Konuşması, fikriyatı, duruşu;

Solcu gibi…

Kemalist gibi…

Kürtçü gibi…

Alevici gibi…

Muhafazakâr gibi…

Milliyetçi gibi…

Ama aslında; Amerikancı.

Maske takmayı, rol yapmayı meslek haline getirmiş.

Bu bukalemun tipler; şurada-burada, sosyal medyada asıp kesiyor.

Ama resmin bütününe baktığınızda tüm söylemleri, yerleşik Amerikan düzeninin işine gelen şeyler oluyor.

Her şeye ama her şeye laf yetiştiren bu kişiliksiz kimlikler;

Diplomasiden,

ABD ziyaretinden,

Trump ile görüşülmesinden,

Suriye’deki terörle mücadele faaliyetlerinden,

Milli Suriye Ordusu’nun TSK ile birlikte saf tutmasından,

Askerin “İslam” demesinden,

Doğu Akdeniz’deki gemilerimizden,

Ülkenin kalkınmasından,

Savunma sanayiinin gelişmesinden,

SİHA’lardan,

Çevre çalışmalarından,

Fidan dikiminden,

Diyanet’in aileyi önemseyen kamu spotlarından,

İmamların hutbelerinden,

İmam Hatiplerin başarısından,

RAHATSIZ

İşte o nedenle son gelişme üzerinden gidersek; Cumhurbaşkanı Erdoğan’ın ABD ziyareti gündemi içinde kazanımların üstünü örtüp, çarpıttıkları konuları dillerine doluyorlar.

Graham’ın oturuşuna,

Çavuşoğlu’nun duruşuna takılıp kalıyorlar.

Takılmak zorundalar…

Çünkü ABD ziyaretinde edinilmiş kazanımları kabul edecek ve takdir edecek kadar milli duyguları yok.

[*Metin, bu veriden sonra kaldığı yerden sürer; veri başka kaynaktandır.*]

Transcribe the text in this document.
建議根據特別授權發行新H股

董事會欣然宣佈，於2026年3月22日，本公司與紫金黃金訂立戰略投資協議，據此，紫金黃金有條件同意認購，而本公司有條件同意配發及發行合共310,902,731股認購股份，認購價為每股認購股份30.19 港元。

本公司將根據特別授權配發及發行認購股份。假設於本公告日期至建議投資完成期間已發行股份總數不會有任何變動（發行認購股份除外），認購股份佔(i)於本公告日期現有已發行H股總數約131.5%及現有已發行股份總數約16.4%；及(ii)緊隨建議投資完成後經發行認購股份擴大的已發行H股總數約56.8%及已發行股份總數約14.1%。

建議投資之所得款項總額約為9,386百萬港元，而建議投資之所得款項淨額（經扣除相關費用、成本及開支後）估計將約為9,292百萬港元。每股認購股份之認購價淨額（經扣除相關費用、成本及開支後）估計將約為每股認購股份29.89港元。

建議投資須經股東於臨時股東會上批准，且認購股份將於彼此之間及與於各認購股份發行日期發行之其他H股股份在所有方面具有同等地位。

Ruhları satılmış, zihinleri göçmüş bu tipler ancak ABD’nin menfaatini kollarlar.

İçlerinde zerre miktarı milli duyguları olan; bu ziyarette canlı verilen basın toplantısında tüm dünyaya duyurulan Türkiye’nin tezlerine azıcık da olsa sevinebilirdi.

Yaptırımların engellenmesine,

Ermeni tasarısının bloke edilmesine mutlu olabilirdi.